ST. PAUL (AP) -- Negotiators for the state and nearly 28,000 of its unionized workers go back to the table Thursday with both a strike deadline of Monday and a worldwide war against terrorism looming.
Leaders of Minnesota's two biggest public-employee unions -- Council 6 of the American Federation of State, County and Municipal Employees and the Minnesota Association of Professional Employees -- say they still plan to walk out Monday if no deal is reached in three days of talks.
"We clearly retain the right and capacity to strike," said Peter Benner, Council 6 executive director. "It is not unpatriotic. I'm not hearing anybody in the Ventura administration saying the right to strike should be abrogated."
After the terrorist attacks on Sept. 11, state and union negotiators agreed to postpone talks, and an original Sept. 17 strike date, for two weeks. But union leaders say there is no need for further delay.
"There's no good time to strike," said MAPE executive director Jim Monroe.
Benner and Monroe, however, acknowledged that public opinion could play a heightened role in the dispute over wages and health benefits.
"I disagree that we're in a weaker position" because of the crisis, Benner said. "But if the governor decides this is an opportunity to beat us up, that's a problem."
So far, Gov.

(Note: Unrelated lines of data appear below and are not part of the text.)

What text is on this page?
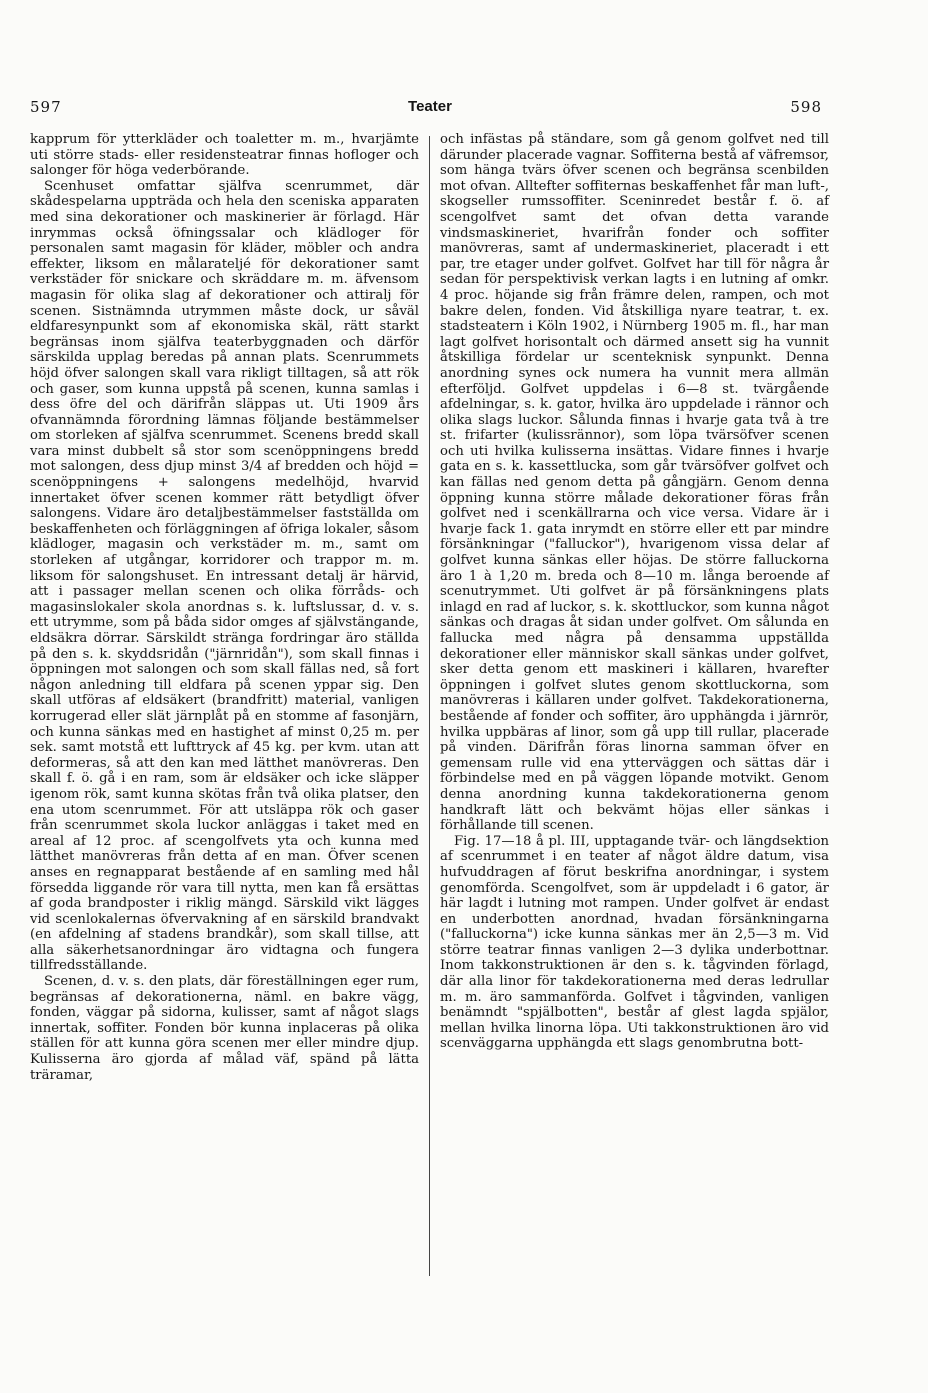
597	Teater	598

kapprum för ytterkläder och toaletter m. m., hvarjämte uti större stads- eller residensteatrar finnas hofloger och salonger för höga vederbörande.

Scenhuset omfattar själfva scenrummet, där skådespelarna uppträda och hela den sceniska apparaten med sina dekorationer och maskinerier är förlagd. Här inrymmas också öfningssalar och klädloger för personalen samt magasin för kläder, möbler och andra effekter, liksom en målarateljé för dekorationer samt verkstäder för snickare och skräddare m. m. äfvensom magasin för olika slag af dekorationer och attiralj för scenen. Sistnämnda utrymmen måste dock, ur såväl eldfaresynpunkt som af ekonomiska skäl, rätt starkt begränsas inom själfva teaterbyggnaden och därför särskilda upplag beredas på annan plats. Scenrummets höjd öfver salongen skall vara rikligt tilltagen, så att rök och gaser, som kunna uppstå på scenen, kunna samlas i dess öfre del och därifrån släppas ut. Uti 1909 års ofvannämnda förordning lämnas följande bestämmelser om storleken af själfva scenrummet. Scenens bredd skall vara minst dubbelt så stor som scenöppningens bredd mot salongen, dess djup minst 3/4 af bredden och höjd = scenöppningens + salongens medelhöjd, hvarvid innertaket öfver scenen kommer rätt betydligt öfver salongens. Vidare äro detaljbestämmelser fastställda om beskaffenheten och förläggningen af öfriga lokaler, såsom klädloger, magasin och verkstäder m. m., samt om storleken af utgångar, korridorer och trappor m. m. liksom för salongshuset. En intressant detalj är härvid, att i passager mellan scenen och olika förråds- och magasinslokaler skola anordnas s. k. luftslussar, d. v. s. ett utrymme, som på båda sidor omges af självstängande, eldsäkra dörrar. Särskildt stränga fordringar äro ställda på den s. k. skyddsridån ("järnridån"), som skall finnas i öppningen mot salongen och som skall fällas ned, så fort någon anledning till eldfara på scenen yppar sig. Den skall utföras af eldsäkert (brandfritt) material, vanligen korrugerad eller slät järnplåt på en stomme af fasonjärn, och kunna sänkas med en hastighet af minst 0,25 m. per sek. samt motstå ett lufttryck af 45 kg. per kvm. utan att deformeras, så att den kan med lätthet manövreras. Den skall f. ö. gå i en ram, som är eldsäker och icke släpper igenom rök, samt kunna skötas från två olika platser, den ena utom scenrummet. För att utsläppa rök och gaser från scenrummet skola luckor anläggas i taket med en areal af 12 proc. af scengolfvets yta och kunna med lätthet manövreras från detta af en man. Öfver scenen anses en regnapparat bestående af en samling med hål försedda liggande rör vara till nytta, men kan få ersättas af goda brandposter i riklig mängd. Särskild vikt lägges vid scenlokalernas öfvervakning af en särskild brandvakt (en afdelning af stadens brandkår), som skall tillse, att alla säkerhetsanordningar äro vidtagna och fungera tillfredsställande.

Scenen, d. v. s. den plats, där föreställningen eger rum, begränsas af dekorationerna, näml. en bakre vägg, fonden, väggar på sidorna, kulisser, samt af något slags innertak, soffiter. Fonden bör kunna inplaceras på olika ställen för att kunna göra scenen mer eller mindre djup. Kulisserna äro gjorda af målad väf, spänd på lätta träramar,

och infästas på ständare, som gå genom golfvet ned till därunder placerade vagnar. Soffiterna bestå af väfremsor, som hänga tvärs öfver scenen och begränsa scenbilden mot ofvan. Alltefter soffiternas beskaffenhet får man luft-, skogseller rumssoffiter. Sceninredet består f. ö. af scengolfvet samt det ofvan detta varande vindsmaskineriet, hvarifrån fonder och soffiter manövreras, samt af undermaskineriet, placeradt i ett par, tre etager under golfvet. Golfvet har till för några år sedan för perspektivisk verkan lagts i en lutning af omkr. 4 proc. höjande sig från främre delen, rampen, och mot bakre delen, fonden. Vid åtskilliga nyare teatrar, t. ex. stadsteatern i Köln 1902, i Nürnberg 1905 m. fl., har man lagt golfvet horisontalt och därmed ansett sig ha vunnit åtskilliga fördelar ur scenteknisk synpunkt. Denna anordning synes ock numera ha vunnit mera allmän efterföljd. Golfvet uppdelas i 6—8 st. tvärgående afdelningar, s. k. gator, hvilka äro uppdelade i rännor och olika slags luckor. Sålunda finnas i hvarje gata två à tre st. frifarter (kulissrännor), som löpa tvärsöfver scenen och uti hvilka kulisserna insättas. Vidare finnes i hvarje gata en s. k. kassettlucka, som går tvärsöfver golfvet och kan fällas ned genom detta på gångjärn. Genom denna öppning kunna större målade dekorationer föras från golfvet ned i scenkällrarna och vice versa. Vidare är i hvarje fack 1. gata inrymdt en större eller ett par mindre försänkningar ("falluckor"), hvarigenom vissa delar af golfvet kunna sänkas eller höjas. De större falluckorna äro 1 à 1,20 m. breda och 8—10 m. långa beroende af scenutrymmet. Uti golfvet är på försänkningens plats inlagd en rad af luckor, s. k. skottluckor, som kunna något sänkas och dragas åt sidan under golfvet. Om sålunda en fallucka med några på densamma uppställda dekorationer eller människor skall sänkas under golfvet, sker detta genom ett maskineri i källaren, hvarefter öppningen i golfvet slutes genom skottluckorna, som manövreras i källaren under golfvet. Takdekorationerna, bestående af fonder och soffiter, äro upphängda i järnrör, hvilka uppbäras af linor, som gå upp till rullar, placerade på vinden. Därifrån föras linorna samman öfver en gemensam rulle vid ena ytterväggen och sättas där i förbindelse med en på väggen löpande motvikt. Genom denna anordning kunna takdekorationerna genom handkraft lätt och bekvämt höjas eller sänkas i förhållande till scenen.

Fig. 17—18 å pl. III, upptagande tvär- och längdsektion af scenrummet i en teater af något äldre datum, visa hufvuddragen af förut beskrifna anordningar, i system genomförda. Scengolfvet, som är uppdeladt i 6 gator, är här lagdt i lutning mot rampen. Under golfvet är endast en underbotten anordnad, hvadan försänkningarna ("falluckorna") icke kunna sänkas mer än 2,5—3 m. Vid större teatrar finnas vanligen 2—3 dylika underbottnar. Inom takkonstruktionen är den s. k. tågvinden förlagd, där alla linor för takdekorationerna med deras ledrullar m. m. äro sammanförda. Golfvet i tågvinden, vanligen benämndt "spjälbotten", består af glest lagda spjälor, mellan hvilka linorna löpa. Uti takkonstruktionen äro vid scenväggarna upphängda ett slags genombrutna bott-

Jesse Ventura has kept silent on the labor impasse. But he has said Minnesotans will have to make long-term sacrifices to defend the nation from terrorism.
"The governor remains confident that the negotiators will get together and prevent a strike," Ventura spokesman John Wodele said Tuesday. "But he is monitoring the situation and we'll be ready to deal with the worst-case scenario."
Benner said that "no serious case can be made that a state employee strike has an impact on a war effort." National Guard troops are being trained to replace some health care workers if there is a walkout, he noted, but those troops are not facing imminent military callups.
During World War II, the number and duration of strikes dropped sharply in the United States. But Benner attributed that to wartime legal restrictions, including wage and price controls. During the Korean, Vietnam and Persian Gulf wars, he said, there was no decline in strike activity.
The state has offered AFSCME across-the-board pay raises of 2.5 percent this year and next; AFSCME, which says its members' average salary is $30,000 annually, is seeking 6.5 percent each year.
The state has offered MAPE 2 percent raises each year; MAPE, with average salaries of $49,300 per year, is seeking 6.3 percent this year and 4.2 percent next year. The unions also have major differences with the state over health care benefits.